Case ID: ind_23/html/0185-01.html
Source: Caselaw Access Project
Author: {"author": "Frazer, J.", "license": "Public Domain", "url": "https://static.case.law/"}
Date Created: 2024-08-24T03:29:51.129683

The State v. Craig and Others.
    Crimes—Deeinition oe.—The statute of May 81,1852, requiring that “crimes and misdemeanors shall be defined,” could not trammel the future action of the legislature.
    Statutes..—.When two statutes are inconsistent, the last will be held to be the law.
    Obstruction or Highways.—The act of June 14, 1852, providing punishment for obstruction of highways, is sufficiently definite.
    APPEAL from the Jefferson Common Pleas.
    
      Oscar B. Hord, Attorney General, for appellant.
   Frazer, J.

Information for obstructing a public highway by building a fence across it. The information was quashed, and upon that action of the court below error is assigned.

The statute approved June 14, 1852, enacts that “any person who shall in any manner obstruct any public highway . . . shall be fined,” etc.

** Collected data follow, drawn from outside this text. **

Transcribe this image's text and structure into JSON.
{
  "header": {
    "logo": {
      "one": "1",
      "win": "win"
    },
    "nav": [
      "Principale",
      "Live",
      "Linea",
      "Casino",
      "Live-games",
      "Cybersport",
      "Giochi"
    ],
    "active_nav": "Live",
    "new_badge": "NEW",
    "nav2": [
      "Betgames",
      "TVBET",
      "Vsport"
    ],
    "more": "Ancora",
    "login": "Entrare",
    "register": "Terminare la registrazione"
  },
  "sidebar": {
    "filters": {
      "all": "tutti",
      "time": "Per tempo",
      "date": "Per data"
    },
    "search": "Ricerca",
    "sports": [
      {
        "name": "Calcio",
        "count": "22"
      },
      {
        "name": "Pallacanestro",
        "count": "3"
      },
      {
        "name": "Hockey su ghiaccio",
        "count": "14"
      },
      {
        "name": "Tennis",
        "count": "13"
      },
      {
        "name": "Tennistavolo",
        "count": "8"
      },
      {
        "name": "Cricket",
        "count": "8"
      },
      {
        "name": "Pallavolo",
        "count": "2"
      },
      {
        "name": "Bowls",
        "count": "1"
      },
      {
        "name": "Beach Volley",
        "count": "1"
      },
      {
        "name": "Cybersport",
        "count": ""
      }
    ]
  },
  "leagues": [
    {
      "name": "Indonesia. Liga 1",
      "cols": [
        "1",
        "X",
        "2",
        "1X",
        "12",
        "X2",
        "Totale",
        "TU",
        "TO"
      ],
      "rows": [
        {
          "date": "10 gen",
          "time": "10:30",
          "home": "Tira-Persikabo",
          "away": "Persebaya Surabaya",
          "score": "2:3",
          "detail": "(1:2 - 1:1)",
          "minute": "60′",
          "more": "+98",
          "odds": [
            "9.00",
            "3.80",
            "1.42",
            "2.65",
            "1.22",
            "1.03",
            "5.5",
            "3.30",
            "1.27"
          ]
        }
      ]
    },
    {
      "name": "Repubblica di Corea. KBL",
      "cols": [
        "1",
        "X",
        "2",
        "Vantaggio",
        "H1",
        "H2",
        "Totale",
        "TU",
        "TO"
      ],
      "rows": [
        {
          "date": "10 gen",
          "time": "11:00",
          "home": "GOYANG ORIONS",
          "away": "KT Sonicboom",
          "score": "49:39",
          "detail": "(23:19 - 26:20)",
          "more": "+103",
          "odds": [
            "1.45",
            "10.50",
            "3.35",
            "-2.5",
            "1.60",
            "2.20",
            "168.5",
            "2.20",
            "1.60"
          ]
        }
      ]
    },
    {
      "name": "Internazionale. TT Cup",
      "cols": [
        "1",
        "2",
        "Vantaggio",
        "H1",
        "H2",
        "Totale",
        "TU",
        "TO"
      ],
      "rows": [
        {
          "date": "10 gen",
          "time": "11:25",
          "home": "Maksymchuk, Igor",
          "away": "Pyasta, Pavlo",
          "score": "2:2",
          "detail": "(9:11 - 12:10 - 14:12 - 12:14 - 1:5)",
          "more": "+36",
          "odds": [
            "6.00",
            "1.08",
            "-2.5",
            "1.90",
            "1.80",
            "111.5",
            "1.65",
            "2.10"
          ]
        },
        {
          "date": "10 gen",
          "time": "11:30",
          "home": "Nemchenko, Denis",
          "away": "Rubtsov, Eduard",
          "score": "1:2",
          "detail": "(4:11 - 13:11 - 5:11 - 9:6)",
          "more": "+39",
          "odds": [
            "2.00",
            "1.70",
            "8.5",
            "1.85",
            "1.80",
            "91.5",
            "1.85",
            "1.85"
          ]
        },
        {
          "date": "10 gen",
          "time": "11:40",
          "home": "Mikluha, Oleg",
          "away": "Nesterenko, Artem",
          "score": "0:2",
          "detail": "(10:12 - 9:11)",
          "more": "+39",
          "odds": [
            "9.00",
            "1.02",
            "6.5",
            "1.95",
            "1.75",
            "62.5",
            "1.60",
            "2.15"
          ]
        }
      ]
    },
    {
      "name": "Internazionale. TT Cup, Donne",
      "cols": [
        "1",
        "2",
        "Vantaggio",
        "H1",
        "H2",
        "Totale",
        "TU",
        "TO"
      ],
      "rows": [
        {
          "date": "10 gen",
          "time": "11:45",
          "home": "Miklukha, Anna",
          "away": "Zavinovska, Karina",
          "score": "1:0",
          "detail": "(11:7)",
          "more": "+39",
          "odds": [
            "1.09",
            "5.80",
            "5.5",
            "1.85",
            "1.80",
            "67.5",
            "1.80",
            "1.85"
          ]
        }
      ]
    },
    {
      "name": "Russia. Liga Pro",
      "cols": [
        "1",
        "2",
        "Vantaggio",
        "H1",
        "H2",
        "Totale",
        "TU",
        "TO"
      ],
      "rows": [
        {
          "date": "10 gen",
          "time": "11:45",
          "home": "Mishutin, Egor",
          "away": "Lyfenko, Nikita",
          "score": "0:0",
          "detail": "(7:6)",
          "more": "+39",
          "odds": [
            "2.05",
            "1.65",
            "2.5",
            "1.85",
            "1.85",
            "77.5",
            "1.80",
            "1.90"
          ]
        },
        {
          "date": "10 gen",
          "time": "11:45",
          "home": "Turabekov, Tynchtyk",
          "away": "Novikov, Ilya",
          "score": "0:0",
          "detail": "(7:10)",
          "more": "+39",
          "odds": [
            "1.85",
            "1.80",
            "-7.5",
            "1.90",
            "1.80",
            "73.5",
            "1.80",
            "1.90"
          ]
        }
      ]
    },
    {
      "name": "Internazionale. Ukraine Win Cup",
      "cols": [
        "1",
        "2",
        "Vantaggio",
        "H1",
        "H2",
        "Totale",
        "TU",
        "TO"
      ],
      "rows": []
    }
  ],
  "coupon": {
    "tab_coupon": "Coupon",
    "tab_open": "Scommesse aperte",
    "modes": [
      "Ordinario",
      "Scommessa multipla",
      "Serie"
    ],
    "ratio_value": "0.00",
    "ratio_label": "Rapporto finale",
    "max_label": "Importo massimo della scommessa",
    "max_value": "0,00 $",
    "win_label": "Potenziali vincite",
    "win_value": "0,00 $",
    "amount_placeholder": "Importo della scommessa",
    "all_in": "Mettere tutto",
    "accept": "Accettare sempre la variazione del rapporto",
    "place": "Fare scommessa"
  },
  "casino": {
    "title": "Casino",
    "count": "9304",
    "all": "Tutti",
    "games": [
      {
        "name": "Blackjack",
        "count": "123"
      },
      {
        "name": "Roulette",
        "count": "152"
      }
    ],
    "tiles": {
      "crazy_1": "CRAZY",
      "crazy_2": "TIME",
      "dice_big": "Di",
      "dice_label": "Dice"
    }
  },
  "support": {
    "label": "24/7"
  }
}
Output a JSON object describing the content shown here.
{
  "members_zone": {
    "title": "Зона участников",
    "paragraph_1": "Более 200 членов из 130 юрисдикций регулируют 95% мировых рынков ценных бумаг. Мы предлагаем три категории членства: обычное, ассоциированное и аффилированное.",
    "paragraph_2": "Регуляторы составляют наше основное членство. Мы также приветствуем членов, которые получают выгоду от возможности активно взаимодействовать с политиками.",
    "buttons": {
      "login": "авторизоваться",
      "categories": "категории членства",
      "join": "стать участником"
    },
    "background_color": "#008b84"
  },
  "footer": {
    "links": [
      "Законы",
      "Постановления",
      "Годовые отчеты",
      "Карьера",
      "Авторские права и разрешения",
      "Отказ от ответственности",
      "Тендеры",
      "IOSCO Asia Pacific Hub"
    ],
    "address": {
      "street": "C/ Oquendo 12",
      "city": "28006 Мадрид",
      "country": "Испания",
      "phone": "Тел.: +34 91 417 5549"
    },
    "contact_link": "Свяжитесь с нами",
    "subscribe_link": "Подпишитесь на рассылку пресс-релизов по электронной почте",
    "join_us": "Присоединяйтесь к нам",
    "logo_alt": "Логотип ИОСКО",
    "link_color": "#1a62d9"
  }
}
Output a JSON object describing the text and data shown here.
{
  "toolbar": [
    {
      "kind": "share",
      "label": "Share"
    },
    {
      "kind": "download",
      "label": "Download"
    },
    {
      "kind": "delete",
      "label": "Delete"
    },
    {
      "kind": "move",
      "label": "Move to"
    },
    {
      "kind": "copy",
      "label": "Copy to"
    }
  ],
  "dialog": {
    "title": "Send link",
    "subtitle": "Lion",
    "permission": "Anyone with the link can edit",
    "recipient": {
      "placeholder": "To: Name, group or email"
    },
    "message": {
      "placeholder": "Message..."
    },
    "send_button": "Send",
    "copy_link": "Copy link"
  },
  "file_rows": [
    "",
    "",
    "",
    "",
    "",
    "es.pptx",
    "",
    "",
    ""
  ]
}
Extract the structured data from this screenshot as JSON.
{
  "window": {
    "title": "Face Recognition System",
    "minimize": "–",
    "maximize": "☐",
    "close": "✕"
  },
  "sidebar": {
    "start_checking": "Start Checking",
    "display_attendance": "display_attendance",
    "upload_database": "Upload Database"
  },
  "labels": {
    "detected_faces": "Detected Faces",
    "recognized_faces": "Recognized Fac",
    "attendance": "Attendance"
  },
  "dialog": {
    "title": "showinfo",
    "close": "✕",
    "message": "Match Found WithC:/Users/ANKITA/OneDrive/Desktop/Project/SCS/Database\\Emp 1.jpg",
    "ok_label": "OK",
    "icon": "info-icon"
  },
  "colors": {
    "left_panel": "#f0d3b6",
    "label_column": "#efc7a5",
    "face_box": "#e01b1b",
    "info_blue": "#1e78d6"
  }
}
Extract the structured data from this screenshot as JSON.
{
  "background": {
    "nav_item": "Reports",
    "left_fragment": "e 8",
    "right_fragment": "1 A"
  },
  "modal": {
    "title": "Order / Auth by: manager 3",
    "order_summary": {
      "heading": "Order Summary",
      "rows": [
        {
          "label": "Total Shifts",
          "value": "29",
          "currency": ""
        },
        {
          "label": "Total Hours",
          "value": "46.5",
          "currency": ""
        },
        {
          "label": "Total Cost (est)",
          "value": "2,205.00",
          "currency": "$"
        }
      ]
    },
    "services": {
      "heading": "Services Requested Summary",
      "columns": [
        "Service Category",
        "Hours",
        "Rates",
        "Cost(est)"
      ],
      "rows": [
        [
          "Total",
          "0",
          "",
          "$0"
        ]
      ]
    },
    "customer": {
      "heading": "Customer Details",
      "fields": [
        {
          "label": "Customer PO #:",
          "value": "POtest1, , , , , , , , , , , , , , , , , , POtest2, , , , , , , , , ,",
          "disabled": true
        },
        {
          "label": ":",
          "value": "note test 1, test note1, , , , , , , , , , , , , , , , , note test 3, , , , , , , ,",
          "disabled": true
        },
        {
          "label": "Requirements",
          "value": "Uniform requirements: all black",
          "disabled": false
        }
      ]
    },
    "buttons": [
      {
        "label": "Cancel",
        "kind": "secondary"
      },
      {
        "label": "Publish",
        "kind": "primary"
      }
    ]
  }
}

This statute seems to us definite enough to be easily understood, and the information makes a case within its provisions. The objections taken to the information—-first, that the statute does not define the offense; second, that the information does not charge it—were not well taken. At any rate, the statute of May 31, 1852, requiring that “crimes and misdemeanors shall be defined,” could not trammel the future action of the legislature. When two statutes are inconsistent, the last expression of the legislative will must be held to be the law. Wall v. The State, at this term.

The judgment is reversed, with costs, and the cause remanded, with directions to the court below to proceed in the cause.